Solving the European crisis might be a bit more difficult given the absence of a political union, hence also of a federal budget. Krugman compares Nevada to Ireland and has the following to say:

“in the case of Nevada, these shocks are buffered, to an important extent, by the federal government. Nevada is paying a lot less in taxes to Washington these days, but the state’s older residents are still getting their Social Security taxes, and Medicare is still paying their medical bills … Meanwhile, deposits in Nevada’s banks are guaranteed by a federal agency … Ireland by contrast, is mostly on its own, having to bail out its own banks, having to pay for retirement and health care out of its own greatly diminished revenue.”
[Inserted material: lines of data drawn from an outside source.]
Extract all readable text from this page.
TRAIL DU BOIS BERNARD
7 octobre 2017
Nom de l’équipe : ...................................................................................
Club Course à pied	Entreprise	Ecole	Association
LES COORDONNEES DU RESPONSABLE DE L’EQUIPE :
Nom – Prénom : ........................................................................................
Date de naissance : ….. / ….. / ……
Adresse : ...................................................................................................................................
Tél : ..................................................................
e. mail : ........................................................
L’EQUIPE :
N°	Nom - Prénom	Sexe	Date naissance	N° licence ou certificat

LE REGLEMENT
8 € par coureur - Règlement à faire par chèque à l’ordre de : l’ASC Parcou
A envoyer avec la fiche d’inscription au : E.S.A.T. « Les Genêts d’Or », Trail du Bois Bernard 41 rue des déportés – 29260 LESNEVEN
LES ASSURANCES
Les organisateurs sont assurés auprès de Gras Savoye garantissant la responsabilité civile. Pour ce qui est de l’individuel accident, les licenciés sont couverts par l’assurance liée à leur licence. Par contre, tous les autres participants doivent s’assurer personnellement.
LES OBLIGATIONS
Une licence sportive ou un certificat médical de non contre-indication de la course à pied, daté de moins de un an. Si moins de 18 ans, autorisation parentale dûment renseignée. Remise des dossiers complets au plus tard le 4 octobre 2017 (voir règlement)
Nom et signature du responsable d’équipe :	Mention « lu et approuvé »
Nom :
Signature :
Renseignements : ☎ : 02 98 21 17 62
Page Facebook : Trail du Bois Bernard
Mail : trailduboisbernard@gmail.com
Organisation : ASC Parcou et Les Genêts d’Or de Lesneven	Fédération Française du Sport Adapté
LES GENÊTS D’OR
Add to this that as a member of the European monetary union, Ireland does not have the option of devaluing its currency thus reducing the value of its debts and increasing its competitiveness.

And yet again, the immediate answer to EU’s troubles should not be austerity for its own sake. Krugman agrees there is no way around a relative reduction of wages in Southern Europe. However, the way this is currently being brought about, that is to say through ‘internal devaluation’ using austerity policies and high unemployment, is both slow and inhumane. One could add it will only result in more macro-economic misery by forcing these countries in the equivalent of a poverty trap.

What remains incomplete in Krugman’s book is the content of stimulus packages towards the creation of new jobs, as opposed to the recovery of those jobs which were lost as a result of budget cuts. In the case of the U.S. the recovery of lost jobs might be enough, not so perhaps in the case of the European Union.

The obvious answer to this question is infrastructure, but that alone won’t do the trick given the long planning process of most infrastructure projects and their frequent contested nature.

But infrastructure need not always be physical. Perhaps the key to growth in the twenty-first century are those areas engaged in the production of public service goods such as education, health care, food and chemical safety, environmental protection, energy and RTD. These are all sectors which have an expansion potential also in terms of job creation, but which require support in the form of incentives and/or subsidies. It might even be worth exploring whether the way forward is not, in fact, to be found in the growth of the welfare state through public-private partnerships rather than its retrenchment.